Here is the relevant code:
Preprocessing
expression_data <- loadedData$expression_data
cohort_A <- loadedData$cohort_A
cohort_B <- loadedData$cohort_B
start_time <- Sys.time()
cat("Preprocessing data for DESeq2...\n")
# Print number of genes
cat("Number of genes:", nrow(expression_data), "\n")
# Combine cohort data with appropriate condition labels
cat("Combining cohort data\n")
cohort_data <- rbind(cohort_A, cohort_B)
cohort_data$Condition <- ifelse(cohort_data$cohortName == "A", "A", "B")
cohort_data <- cohort_data[, c("sids", "Condition")]
rownames(cohort_data) <- cohort_data$sids
# Create counts_matrix
cat("Creating counts matrix\n")
counts_matrix <- as.data.frame(expression_data$counts)
colnames(counts_matrix) <- expression_data$geneID
cat("Counts matrix size:", dim(counts_matrix), "\n")
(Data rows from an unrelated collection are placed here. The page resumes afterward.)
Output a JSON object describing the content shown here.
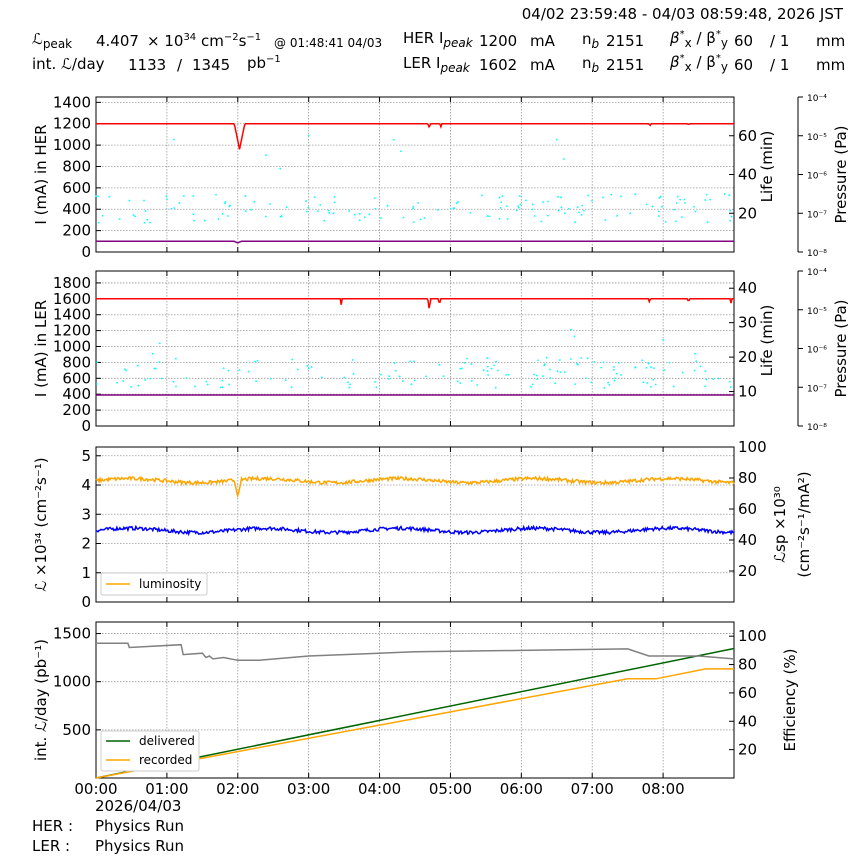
{
  "header": {
    "date_range": "04/02 23:59:48 - 04/03 08:59:48, 2026 JST",
    "lpeak_label": "ℒ",
    "lpeak_sub": "peak",
    "lpeak_value": "4.407",
    "lpeak_times": "× 10",
    "lpeak_exp": "34",
    "lpeak_unit": "cm",
    "lpeak_unit_exp1": "−2",
    "lpeak_unit_s": "s",
    "lpeak_unit_exp2": "−1",
    "lpeak_time": "@ 01:48:41 04/03",
    "intl_label": "int. ℒ/day",
    "intl_value": "1133",
    "intl_sep": "/",
    "intl_value2": "1345",
    "intl_unit": "pb",
    "intl_unit_exp": "−1",
    "her_label": "HER I",
    "her_sub": "peak",
    "her_value": "1200",
    "ler_label": "LER I",
    "ler_sub": "peak",
    "ler_value": "1602",
    "current_unit": "mA",
    "nb_label": "n",
    "nb_sub": "b",
    "nb_her": "2151",
    "nb_ler": "2151",
    "beta_label": "β",
    "beta_x": "x",
    "beta_sep": "/ β",
    "beta_y": "y",
    "beta_star": "*",
    "beta_x_val": "60",
    "beta_y_val": "/ 1",
    "beta_unit": "mm"
  },
  "footer": {
    "date": "2026/04/03",
    "her_label": "HER :",
    "her_mode": "Physics Run",
    "ler_label": "LER :",
    "ler_mode": "Physics Run"
  },
  "colors": {
    "current": "#ff0000",
    "life": "#00ffff",
    "pressure": "#800080",
    "luminosity": "#ffa500",
    "specific": "#0000ff",
    "delivered": "#006400",
    "recorded": "#ffa500",
    "efficiency": "#808080"
  },
  "chart_data": [
    {
      "type": "line",
      "panel": "HER",
      "xlabel": "",
      "xticks": [
        "00:00",
        "01:00",
        "02:00",
        "03:00",
        "04:00",
        "05:00",
        "06:00",
        "07:00",
        "08:00"
      ],
      "xlim": [
        0,
        9
      ],
      "ylabel": "I (mA) in HER",
      "ylim": [
        0,
        1450
      ],
      "yticks": [
        0,
        200,
        400,
        600,
        800,
        1000,
        1200,
        1400
      ],
      "y2label": "Life (min)",
      "y2lim": [
        0,
        80
      ],
      "y2ticks": [
        20,
        40,
        60
      ],
      "y3label": "Pressure (Pa)",
      "y3log": true,
      "y3ticks": [
        "10⁻⁸",
        "10⁻⁷",
        "10⁻⁶",
        "10⁻⁵",
        "10⁻⁴"
      ],
      "series": [
        {
          "role": "current",
          "baseline": 1200,
          "dips": [
            [
              1.95,
              2.1,
              960
            ],
            [
              4.68,
              4.72,
              1165
            ],
            [
              4.85,
              4.88,
              1170
            ],
            [
              7.8,
              7.83,
              1180
            ],
            [
              8.35,
              8.37,
              1185
            ]
          ]
        },
        {
          "role": "life",
          "scatter_range": [
            15,
            30
          ],
          "outliers": [
            [
              1.1,
              58
            ],
            [
              3.0,
              60
            ],
            [
              4.2,
              58
            ],
            [
              4.3,
              52
            ],
            [
              6.5,
              58
            ],
            [
              6.6,
              48
            ],
            [
              2.6,
              43
            ],
            [
              2.4,
              50
            ]
          ]
        },
        {
          "role": "pressure",
          "level_ylim": 100,
          "dips": [
            [
              1.95,
              2.05,
              85
            ]
          ]
        }
      ]
    },
    {
      "type": "line",
      "panel": "LER",
      "xlim": [
        0,
        9
      ],
      "ylabel": "I (mA) in LER",
      "ylim": [
        0,
        1950
      ],
      "yticks": [
        0,
        200,
        400,
        600,
        800,
        1000,
        1200,
        1400,
        1600,
        1800
      ],
      "y2label": "Life (min)",
      "y2lim": [
        0,
        45
      ],
      "y2ticks": [
        10,
        20,
        30,
        40
      ],
      "y3label": "Pressure (Pa)",
      "y3log": true,
      "y3ticks": [
        "10⁻⁸",
        "10⁻⁷",
        "10⁻⁶",
        "10⁻⁵",
        "10⁻⁴"
      ],
      "series": [
        {
          "role": "current",
          "baseline": 1602,
          "dips": [
            [
              3.45,
              3.47,
              1520
            ],
            [
              4.68,
              4.72,
              1460
            ],
            [
              4.83,
              4.86,
              1520
            ],
            [
              7.8,
              7.82,
              1520
            ],
            [
              8.35,
              8.37,
              1530
            ],
            [
              8.95,
              8.97,
              1530
            ]
          ]
        },
        {
          "role": "life",
          "scatter_range": [
            11,
            20
          ],
          "outliers": [
            [
              0.8,
              21
            ],
            [
              0.9,
              24
            ],
            [
              6.7,
              28
            ],
            [
              6.75,
              26
            ],
            [
              8.0,
              25
            ],
            [
              8.45,
              21
            ]
          ]
        },
        {
          "role": "pressure",
          "level": 390
        }
      ]
    },
    {
      "type": "line",
      "panel": "Luminosity",
      "xlim": [
        0,
        9
      ],
      "ylabel": "ℒ ×10³⁴ (cm⁻²s⁻¹)",
      "ylim": [
        0,
        5.3
      ],
      "yticks": [
        0,
        1,
        2,
        3,
        4,
        5
      ],
      "y2label": "ℒsp ×10³⁰ (cm⁻²s⁻¹/mA²)",
      "y2lim": [
        0,
        100
      ],
      "y2ticks": [
        20,
        40,
        60,
        80,
        100
      ],
      "legend": [
        "luminosity"
      ],
      "legend_position": "lower-left",
      "series": [
        {
          "name": "luminosity",
          "role": "luminosity",
          "baseline": 4.15,
          "dips": [
            [
              1.95,
              2.05,
              3.6
            ]
          ]
        },
        {
          "role": "specific",
          "baseline": 2.45
        }
      ]
    },
    {
      "type": "line",
      "panel": "Integrated",
      "xlim": [
        0,
        9
      ],
      "ylabel": "int. ℒ/day (pb⁻¹)",
      "ylim": [
        0,
        1620
      ],
      "yticks": [
        500,
        1000,
        1500
      ],
      "y2label": "Efficiency (%)",
      "y2lim": [
        0,
        110
      ],
      "y2ticks": [
        20,
        40,
        60,
        80,
        100
      ],
      "legend": [
        "delivered",
        "recorded"
      ],
      "legend_position": "lower-left",
      "series": [
        {
          "name": "delivered",
          "role": "delivered",
          "x": [
            0,
            9
          ],
          "y": [
            0,
            1345
          ]
        },
        {
          "name": "recorded",
          "role": "recorded",
          "x": [
            0,
            7.5,
            7.9,
            8.6,
            9
          ],
          "y": [
            0,
            1030,
            1030,
            1133,
            1133
          ]
        },
        {
          "role": "efficiency",
          "x": [
            0,
            0.45,
            0.47,
            1.2,
            1.23,
            1.5,
            1.55,
            1.6,
            1.65,
            1.8,
            2.0,
            2.3,
            3.0,
            4.5,
            6.0,
            7.5,
            7.8,
            8.5,
            9.0
          ],
          "y": [
            95,
            95,
            92,
            94,
            87,
            88,
            85,
            86,
            84,
            85,
            83,
            83,
            86,
            89,
            90,
            91,
            86,
            86,
            84
          ]
        }
      ]
    }
  ]
}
# Filter out samples not in cohort A or B
cat("Filtering out samples that are not in cohort A or B\n")
samples_to_keep <- rownames(counts_matrix) %in% rownames(cohort_data)
counts_matrix <- counts_matrix[samples_to_keep, ]
cat("Counts matrix size:", dim(counts_matrix), "\n")
# Filter out cohort members not in counts matrix
cat("Filtering out cohort members that are not in counts matrix\n")
samples_to_keep <- rownames(cohort_data) %in% rownames(counts_matrix)
cohort_data <- cohort_data[samples_to_keep, , drop = FALSE]
# rename cohort data columns
colnames(cohort_data) <- c("Sample", "Condition")
cat("Counts matrix size:", dim(counts_matrix), "\n")
cat("Cohort data size:", dim(cohort_data), "\n")
# Sort indices
cat("Sorting indices\n")
counts_matrix <- counts_matrix[match(rownames(cohort_data), rownames(counts_matrix)), ]
# Transpose counts_matrix
cat("Transposing counts matrix\n")
counts_matrix <- t(counts_matrix)
cat("\nFinal preprocessed data dimensions:\n")
cat("Counts matrix size:", dim(counts_matrix), "\n")
cat("cohort_data size:", dim(cohort_data), "\n")
cat("PREPROCESSING FINISHED. Runtime (s):", as.numeric(Sys.time() - start_time), "\n")
And then DESeq2
counts_matrix <- preprocessed$counts_matrix
cohort_data <- preprocessed$cohort_data
# Run DESeq
dds <- DESeqDataSetFromMatrix(countData = counts_matrix, colData = cohort_data, design = ~Condition)
print(dds)
# Run DESeq2 analysis
dds <- DESeq(dds)
# Extract results
res <- results(dds, contrast=c("Condition", "A", "B"), alpha=0.05)
Does the same happen with the nominal (aka not multiple-testing corrected pvalues)? Could be some odd behaviour of how BH corrects the pvalues at exactly that boundary.
Side note: It is good practice to show only relevant code, so for the future please remove all these cat and time log elements from the code. It does not add to the question and only makes it laborious to see the relevant lines.